I am looking for an example of a convex function $f:\mathbb{R}^2 \to \mathbb{R}$ whose graph is not below any intersecting plane.
More precisely, suppose $(\bar 0,0),v=(\bar v,f(\bar v)),w=(\bar w,f(\bar w))$ are three points on the graph of $f$.
Then the set of points inside the corresponding triangle are
$$ \{ tv+sw \, | \, t,s \in [0,1]\}=\{ \big(t\bar v+s\bar w,tf(\bar v)+sf(\bar w)\big) \, | \, t,s \in [0,1]\}$$
I am looking for a convex function which does not satisfy
$$ f(t\bar v+s\bar w) \le tf(\bar v)+sf(\bar w) \tag{1}$$ for all $t,s \in [0,1]$.
Note that if $t+s \le 1$ then $(1)$ holds, since then, by convexity
$$ f(t\bar v+s\bar w)=f(t\bar v+s\bar w+(1-t-s)\bar 0) \le tf(\bar v)+sf(\bar w) +(1-t-s)f(\bar 0)= tf(\bar v)+sf(\bar w).$$
Any strictly convex function will do. Consider what happens when $w$ approaches $v$: then $(1)$ becomes $f((t+s)v) \le (t+s)f(v)$, hence $f(\lambda v)\le \lambda f(v)$ for $0\le \lambda\le 2$. This can only be true if $f$ is linear on the segment from $0$ to $2v$.
In particular, $f(v)=|v|^2$ fails (1), for example, with $v=(1,0)$ and $w=(1,1)$.
But if you wanted (1) to fail for all $v,w$, that cannot happen. For example, if $w=-v$ and $t+s>1$, then $tu+sw = t'u+s'w$ where $t'=t-\delta$, $s'=s-\delta$, and $\delta = (t+s-1)/2$. Since $t'+s' = 1$, we have $$ f(t'u+s'w)\le t'f(u)+s'f(w) \le tf(u)+sf(w) $$ where the last inequality follows from $f(u)+f(w)\ge 0$.

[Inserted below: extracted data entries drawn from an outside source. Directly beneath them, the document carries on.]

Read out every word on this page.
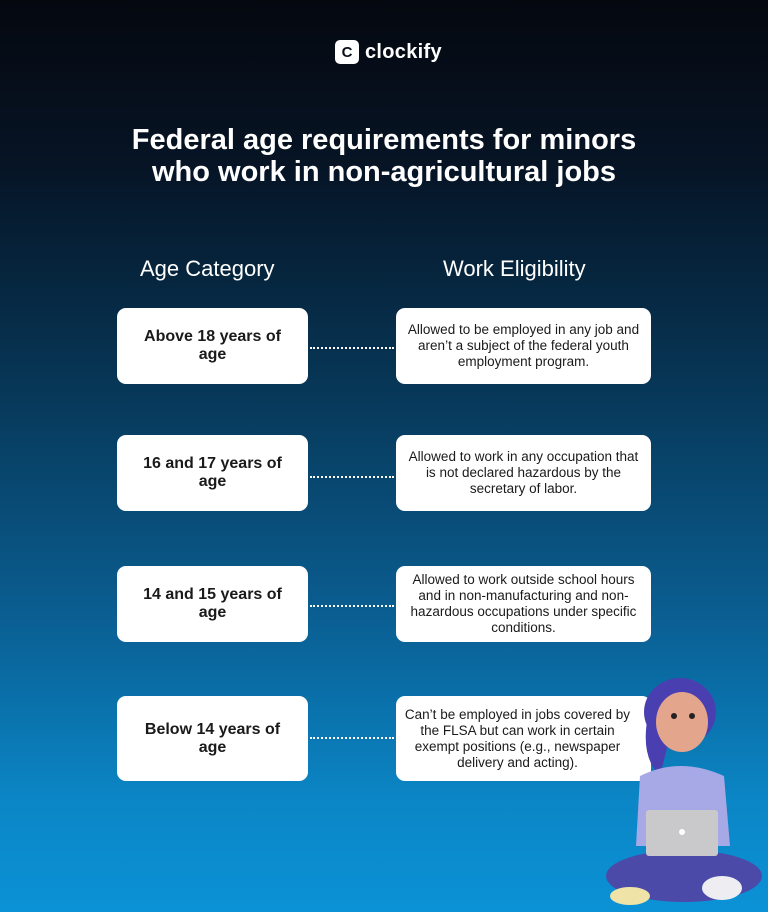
C clockify
Federal age requirements for minors
who work in non-agricultural jobs
Age Category	Work Eligibility
Above 18 years of age
Allowed to be employed in any job and aren’t a subject of the federal youth employment program.
16 and 17 years of age
Allowed to work in any occupation that is not declared hazardous by the secretary of labor.
14 and 15 years of age
Allowed to work outside school hours and in non-manufacturing and non-hazardous occupations under specific conditions.
Below 14 years of age
Can’t be employed in jobs covered by the FLSA but can work in certain exempt positions (e.g., newspaper delivery and acting).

A more geometric argument is that the failure of (1) for all $v,w$ means there is no parallelogram with three vertices on the boundary of a set $U = \{x:f(x)\le \ell(v)\}$, for any function $v$. This can't happen: whatever the convex set $U$ is, it contains a parallelogram with three vertices on the boundary.